Securities fraud covers a wide range of criminal activities involving financial markets. It can include high-yield investment fraud, Ponzi schemes, pyramid schemes, advance fee schemes, foreign currency fraud, and broker embezzlement.
It can also include “pump-and-dump” schemes where fraudsters spread false information about stocks to artificially drive their prices up (the pump) and then dump the shares for quick profits (the dump). The FBI warns that individuals involved in securities fraud may face civil and criminal liability.
Look for Signs of Fraud
So, what is securities fraud? Securities fraud is a serious white-collar crime that takes many forms. It can involve anyone in the financial business world, from a stockbroker or speculator to a company owner or even the head of a financial institution or investment bank. Typically, it involves misrepresenting information investors use to make decisions.
Every year, scam artists siphon billions of dollars from unsuspecting investors. This money can be stolen from pension funds, college savings accounts, or even personal investments made with hard-earned cash. In some cases, the investors never get their money back.
Investors can fall victim to various fraudulent schemes, including advance-fee fraud and promissory note fraud. In the former, the fraudsters ask victims to send them relatively small amounts of money — for example, for purported taxes or processing fees — to participate in a “too good to be true” investment opportunity. Then, they disappear with the funds.
Be suspicious of any investment offering that claims to offer above-market returns or guarantees – especially if you are being solicited by someone who isn’t a licensed broker. If you suspect something is wrong, insist on a written statement detailing all transactions in your account. You can also check the background of any person you are considering investing with by using CSA’s Disciplined Persons list.
Scam artists rely on the fact that investors are not asking enough questions. Taking time to research the “mechanics” of an investment can help you spot fraud before it occurs. Don’t use unsolicited emails, message board postings, or company news releases as your only source of information. Legitimate investment professionals will respect your time and not pressure you to decide immediately. Beware of so-called affinity frauds, which target members of a particular social group, religious community, or ethnic background. They may tell you that everyone in your group is already invested, or they’ve victimized others in your same group.
Don’t Be Afraid to File a Complaint
Each year, fraudsters siphon billions from investors. If you are aware of securities fraud or suspect it, there are steps you can take to protect yourself. The SEC’s website provides tips, complaints, and referrals for concerns regarding investments or financial professionals and suspicions of Ponzi schemes, insider trading, and market manipulation.
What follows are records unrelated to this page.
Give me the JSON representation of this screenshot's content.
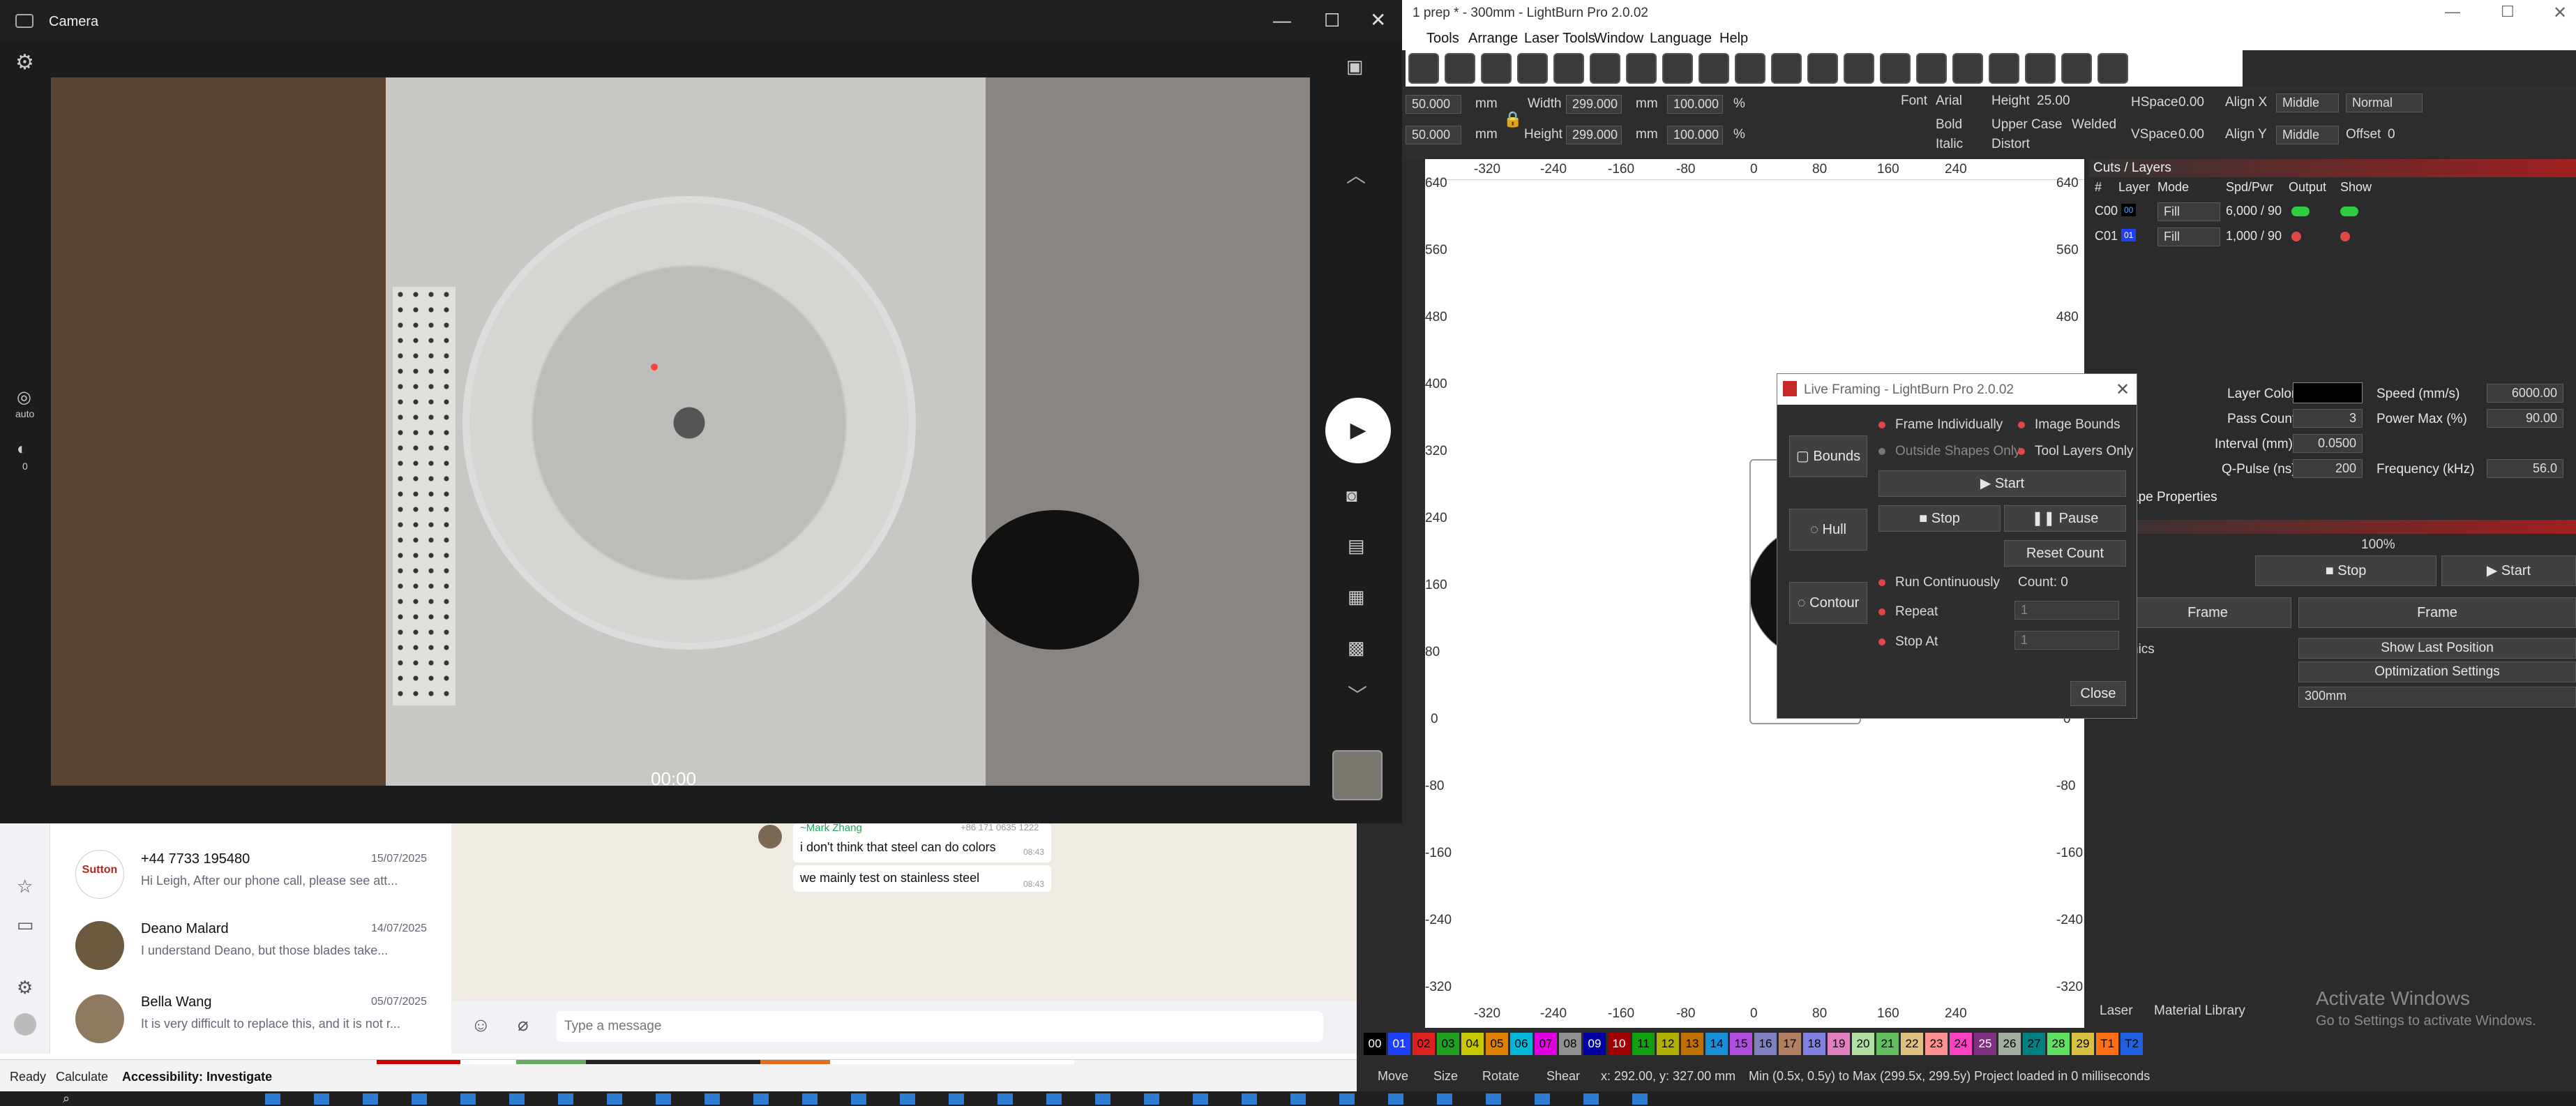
{
  "camera": {
    "title": "Camera",
    "timer": "00:00",
    "auto_label": "auto",
    "zero_label": "0"
  },
  "lightburn": {
    "title": "1 prep * - 300mm - LightBurn Pro 2.0.02",
    "menu": [
      "Tools",
      "Arrange",
      "Laser Tools",
      "Window",
      "Language",
      "Help"
    ],
    "pos_x": "50.000",
    "pos_y": "50.000",
    "unit": "mm",
    "width_label": "Width",
    "width": "299.000",
    "height_label": "Height",
    "height": "299.000",
    "pct_w": "100.000",
    "pct_h": "100.000",
    "pct": "%",
    "font_label": "Font",
    "font": "Arial",
    "height_txt_label": "Height",
    "height_txt": "25.00",
    "hspace_label": "HSpace",
    "hspace": "0.00",
    "vspace_label": "VSpace",
    "vspace": "0.00",
    "align_x_label": "Align X",
    "align_x": "Middle",
    "align_y_label": "Align Y",
    "align_y": "Middle",
    "normal": "Normal",
    "offset_label": "Offset",
    "offset": "0",
    "bold": "Bold",
    "upper": "Upper Case",
    "welded": "Welded",
    "italic": "Italic",
    "distort": "Distort",
    "ruler_top": [
      "-320",
      "-240",
      "-160",
      "-80",
      "0",
      "80",
      "160",
      "240"
    ],
    "ruler_left": [
      "640",
      "560",
      "480",
      "400",
      "320",
      "240",
      "160",
      "80",
      "0",
      "-80",
      "-160",
      "-240",
      "-320"
    ],
    "ruler_right": [
      "640",
      "560",
      "480",
      "400",
      "320",
      "240",
      "160",
      "80",
      "0",
      "-80",
      "-160",
      "-240",
      "-320"
    ],
    "cuts": {
      "title": "Cuts / Layers",
      "headers": [
        "#",
        "Layer",
        "Mode",
        "Spd/Pwr",
        "Output",
        "Show"
      ],
      "rows": [
        {
          "id": "C00",
          "layer": "00",
          "mode": "Fill",
          "spdpwr": "6,000 / 90"
        },
        {
          "id": "C01",
          "layer": "01",
          "mode": "Fill",
          "spdpwr": "1,000 / 90"
        }
      ]
    },
    "props": {
      "layer_color": "Layer Color",
      "speed_label": "Speed (mm/s)",
      "speed": "6000.00",
      "pass_label": "Pass Count",
      "pass": "3",
      "power_label": "Power Max (%)",
      "power": "90.00",
      "interval_label": "Interval (mm)",
      "interval": "0.0500",
      "qpulse_label": "Q-Pulse (ns)",
      "qpulse": "200",
      "freq_label": "Frequency (kHz)",
      "freq": "56.0",
      "shape_props": "ape Properties"
    },
    "laser": {
      "pct": "100%",
      "stop": "Stop",
      "start": "Start",
      "frame1": "Frame",
      "frame2": "Frame",
      "nics": "nics",
      "show_last": "Show Last Position",
      "opt": "Optimization Settings",
      "device": "300mm"
    },
    "tabs": [
      "Laser",
      "Material Library"
    ],
    "palette": [
      "00",
      "01",
      "02",
      "03",
      "04",
      "05",
      "06",
      "07",
      "08",
      "09",
      "10",
      "11",
      "12",
      "13",
      "14",
      "15",
      "16",
      "17",
      "18",
      "19",
      "20",
      "21",
      "22",
      "23",
      "24",
      "25",
      "26",
      "27",
      "28",
      "29",
      "T1",
      "T2"
    ],
    "palette_colors": [
      "#000000",
      "#1f3fff",
      "#e02020",
      "#20a020",
      "#c8c800",
      "#e08000",
      "#00b8d8",
      "#e000e0",
      "#909090",
      "#0000a0",
      "#a00000",
      "#10a010",
      "#b0b000",
      "#c07000",
      "#1a8fd8",
      "#b04ce0",
      "#8080c0",
      "#b08060",
      "#8080e0",
      "#e080c0",
      "#b0e0a0",
      "#60c060",
      "#e0c080",
      "#ff9090",
      "#ff40c0",
      "#803080",
      "#a0b0a0",
      "#008080",
      "#60e060",
      "#d8c040",
      "#ff7010",
      "#2060e0"
    ],
    "status": {
      "move": "Move",
      "size": "Size",
      "rotate": "Rotate",
      "shear": "Shear",
      "coords": "x: 292.00, y: 327.00 mm",
      "range": "Min (0.5x, 0.5y) to Max (299.5x, 299.5y)  Project loaded in 0 milliseconds"
    }
  },
  "live": {
    "title": "Live Framing - LightBurn Pro 2.0.02",
    "bounds": "Bounds",
    "hull": "Hull",
    "contour": "Contour",
    "frame_ind": "Frame Individually",
    "image_bounds": "Image Bounds",
    "outside": "Outside Shapes Only",
    "tool_only": "Tool Layers Only",
    "start": "Start",
    "stop": "Stop",
    "pause": "Pause",
    "reset": "Reset Count",
    "run": "Run Continuously",
    "count": "Count: 0",
    "repeat": "Repeat",
    "repeat_val": "1",
    "stop_at": "Stop At",
    "stop_at_val": "1",
    "close": "Close"
  },
  "whatsapp": {
    "chats": [
      {
        "name": "+44 7733 195480",
        "date": "15/07/2025",
        "msg": "Hi Leigh, After our phone call, please see att..."
      },
      {
        "name": "Deano Malard",
        "date": "14/07/2025",
        "msg": "I understand Deano, but those blades take..."
      },
      {
        "name": "Bella Wang",
        "date": "05/07/2025",
        "msg": "It is very difficult to replace this, and it is not r..."
      }
    ],
    "sender": "~Mark Zhang",
    "sender_num": "+86 171 0635 1222",
    "messages": [
      {
        "text": "i don't think that steel can do colors",
        "time": "08:43"
      },
      {
        "text": "we mainly test on stainless steel",
        "time": "08:43"
      }
    ],
    "input_placeholder": "Type a message"
  },
  "excel": {
    "ready": "Ready",
    "calculate": "Calculate",
    "access": "Accessibility: Investigate"
  },
  "watermark": {
    "line1": "Activate Windows",
    "line2": "Go to Settings to activate Windows."
  }
}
It also maintains policies and procedures in place to protect whistleblowers.
In addition to the SEC’s complaint system, there are independent agencies that will help you file a complaint against a broker or financial professional who you believe has committed misconduct. Before filing a complaint, gathering information, such as correspondence regarding the specifics of transactions, financial statements, and cancelled checks supporting your claims, is best.
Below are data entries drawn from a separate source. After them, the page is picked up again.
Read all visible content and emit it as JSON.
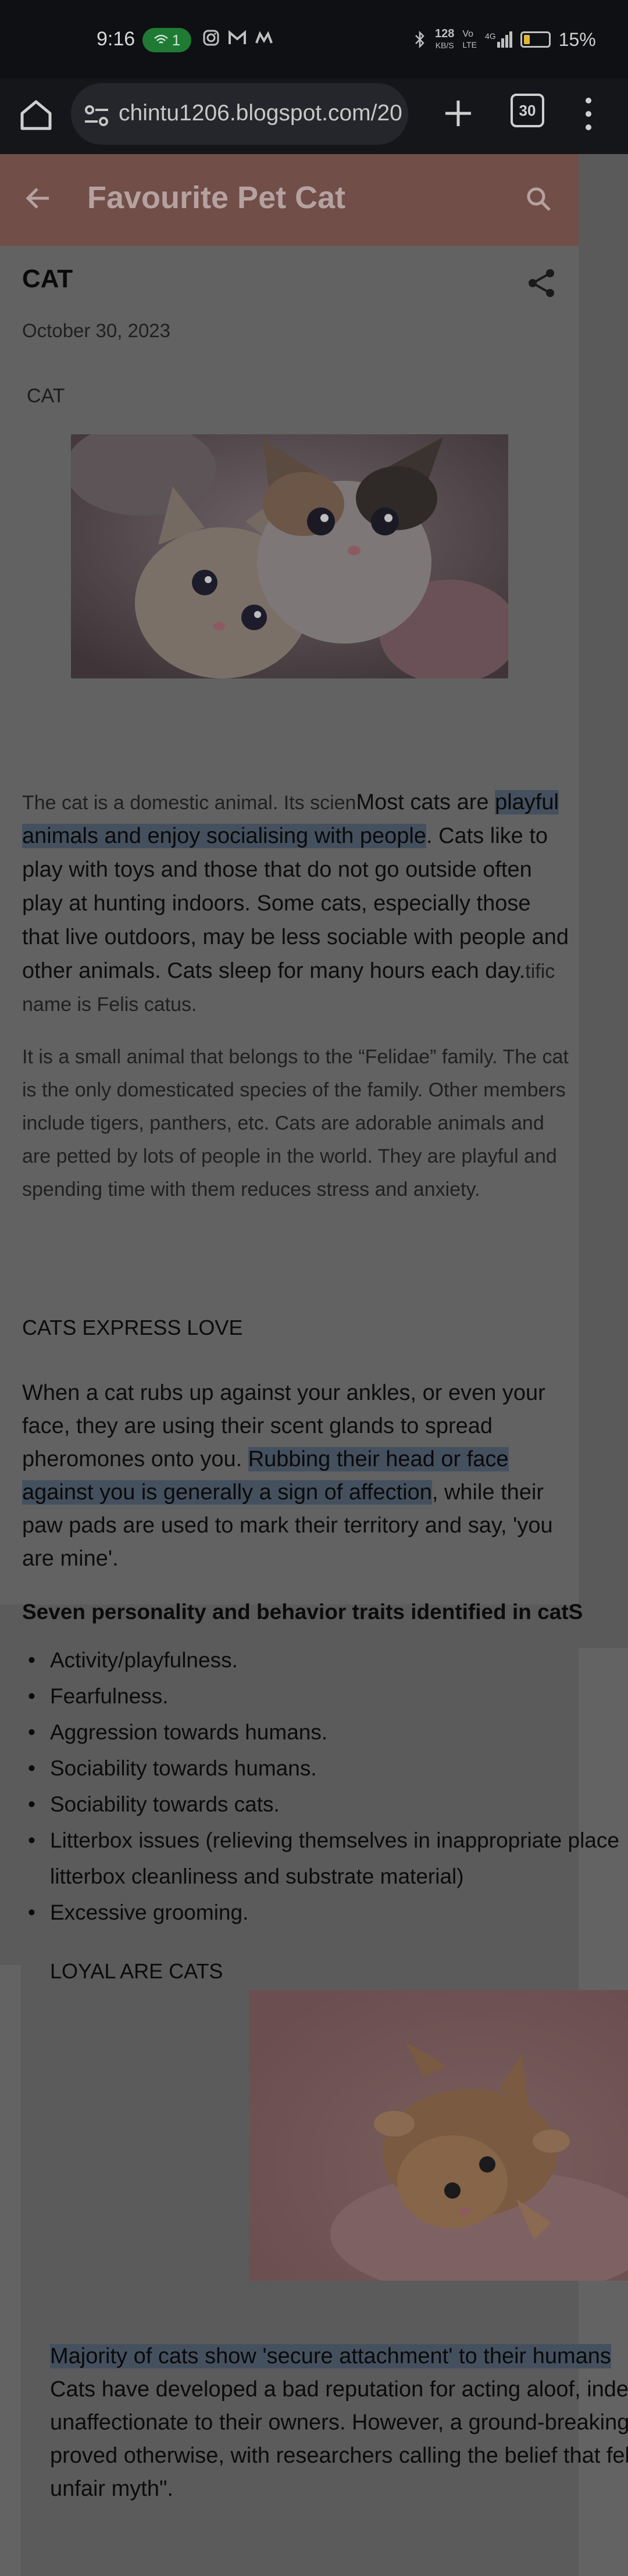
{
  "status_bar": {
    "time": "9:16",
    "call_count": "1",
    "net_speed_top": "128",
    "net_speed_bottom": "KB/S",
    "vo_label": "Vo",
    "lte_label": "LTE",
    "signal_label": "4G",
    "battery_percent": "15%",
    "battery_level": 0.15,
    "icons": [
      "instagram-icon",
      "gmail-icon",
      "m-app-icon",
      "bluetooth-icon",
      "signal-icon",
      "battery-icon"
    ]
  },
  "browser": {
    "url": "chintu1206.blogspot.com/20",
    "tab_count": "30"
  },
  "blog": {
    "title": "Favourite Pet Cat"
  },
  "post": {
    "title": "CAT",
    "date": "October 30, 2023",
    "label": "CAT",
    "para1": {
      "t1": "The cat is a domestic animal. Its scien",
      "t2": "Most cats are ",
      "h1": "playful animals and enjoy socialising with people",
      "t3": ". Cats like to play with toys and those that do not go outside often play at hunting indoors. Some cats, especially those that live outdoors, may be less sociable with people and other animals. Cats sleep for many hours each day.",
      "t4": "tific name is Felis catus."
    },
    "para2": " It is a small animal that belongs to the “Felidae” family. The cat is the only domesticated species of the family. Other members include tigers, panthers, etc. Cats are adorable animals and are petted by lots of people in the world. They are playful and spending time with them reduces stress and anxiety.",
    "section1_title": "CATS EXPRESS LOVE",
    "para3": {
      "t1": "When a cat rubs up against your ankles, or even your face, they are using their scent glands to spread pheromones onto you. ",
      "h1": "Rubbing their head or face against you is generally a sign of affection",
      "t2": ", while their paw pads are used to mark their territory and say, 'you are mine'."
    },
    "traits_title": "Seven personality and behavior traits identified in catS",
    "traits": [
      "Activity/playfulness.",
      "Fearfulness.",
      "Aggression towards humans.",
      "Sociability towards humans.",
      "Sociability towards cats.",
      "Litterbox issues (relieving themselves in inappropriate place litterbox cleanliness and substrate material)",
      "Excessive grooming."
    ],
    "section2_title": "LOYAL ARE CATS",
    "para4": {
      "h1": "Majority of cats show 'secure attachment' to their humans",
      "l1": "Cats have developed a bad reputation for acting aloof, indep",
      "l2": "unaffectionate to their owners. However, a ground-breaking",
      "l3": "proved otherwise, with researchers calling the belief that feli",
      "l4": "unfair myth\"."
    }
  },
  "colors": {
    "status_bg": "#0f1013",
    "toolbar_bg": "#15161a",
    "header_bg": "#714e48",
    "page_dim": "#626262",
    "highlight": "#45505f"
  }
}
If you file a complaint, it is best to retain a securities lawyer. A securities attorney can help you file your complaint and pursue other avenues of justice, such as arbitration before FINRA or JAMS or a lawsuit in federal court.
A successful SEC enforcement action can result in recovered funds being distributed to harmed investors. However, it is essential to remember that while these actions can help harmed investors recover some of their losses, a successful recovery will not compensate for all losses.
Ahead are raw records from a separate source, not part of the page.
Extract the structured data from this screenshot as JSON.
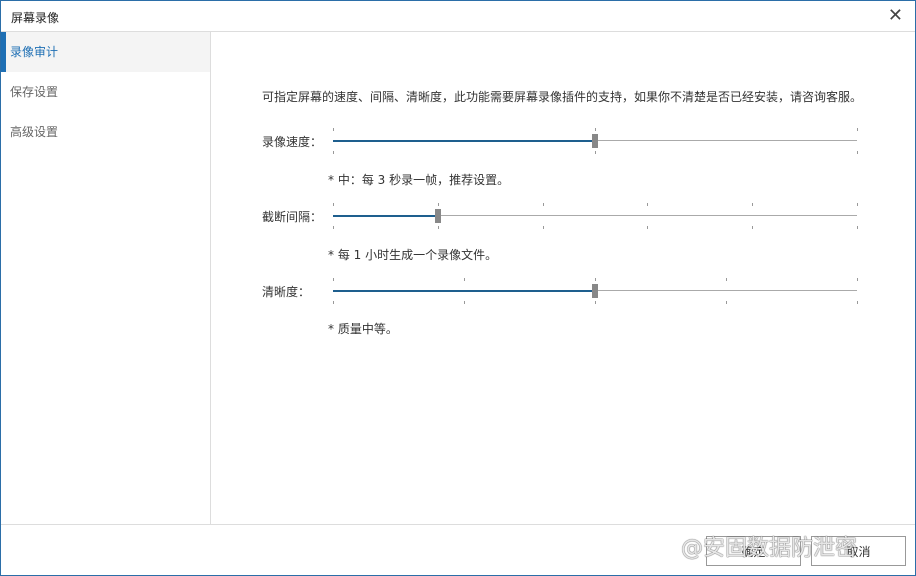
{
  "window": {
    "title": "屏幕录像",
    "close_icon": "close-icon"
  },
  "sidebar": {
    "items": [
      {
        "label": "录像审计",
        "active": true
      },
      {
        "label": "保存设置"
      },
      {
        "label": "高级设置"
      }
    ]
  },
  "main": {
    "description": "可指定屏幕的速度、间隔、清晰度，此功能需要屏幕录像插件的支持，如果你不清楚是否已经安装，请咨询客服。",
    "sliders": [
      {
        "label": "录像速度：",
        "value": 0.5,
        "ticks": 3,
        "hint": "* 中：每 3 秒录一帧，推荐设置。"
      },
      {
        "label": "截断间隔：",
        "value": 0.2,
        "ticks": 6,
        "hint": "* 每 1 小时生成一个录像文件。"
      },
      {
        "label": "清晰度：",
        "value": 0.5,
        "ticks": 5,
        "hint": "* 质量中等。"
      }
    ]
  },
  "footer": {
    "ok_label": "确定",
    "cancel_label": "取消"
  },
  "watermark": "@安固数据防泄密",
  "colors": {
    "accent": "#1e6fb4"
  }
}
As an investor, you should always keep track of the cost basis of any securities you own. This helps you determine the amount of tax you owe when selling those securities. Fraudsters often sell these financial instruments for less than their actual value, and they use various methods to promote them. They may spread false information via news releases, Internet chat rooms, and forums to create a buying frenzy. After the stock price gains momentum, they dump the shares for profit. This type of fraud is known as a pump-and-dump scheme.
Other forms of securities fraud include:
- High-yield investment fraud.
- Ponzi schemes.
- Pyramid schemes.
- Advanced fee schemes.
- Foreign currency fraud.
- Broker embezzlement.
- Hedge fund-related fraud.
- Late-day trading.
Securities fraud is a white-collar crime that individuals, companies, and organizations can commit.
The number of securities scams is constantly growing. While a healthy dose of scepticism can help you spot red flags, many people fall victim to this fraud yearly. By committing to constant vigilance, you can protect yourself and your loved ones from falling prey to these fraudulent activities. This is especially important in an environment where investors are showered with offers of investment opportunities, often from unscrupulous individuals or companies. Investment scams that target specific groups, such as the elderly or religious or ethnic communities, are also common.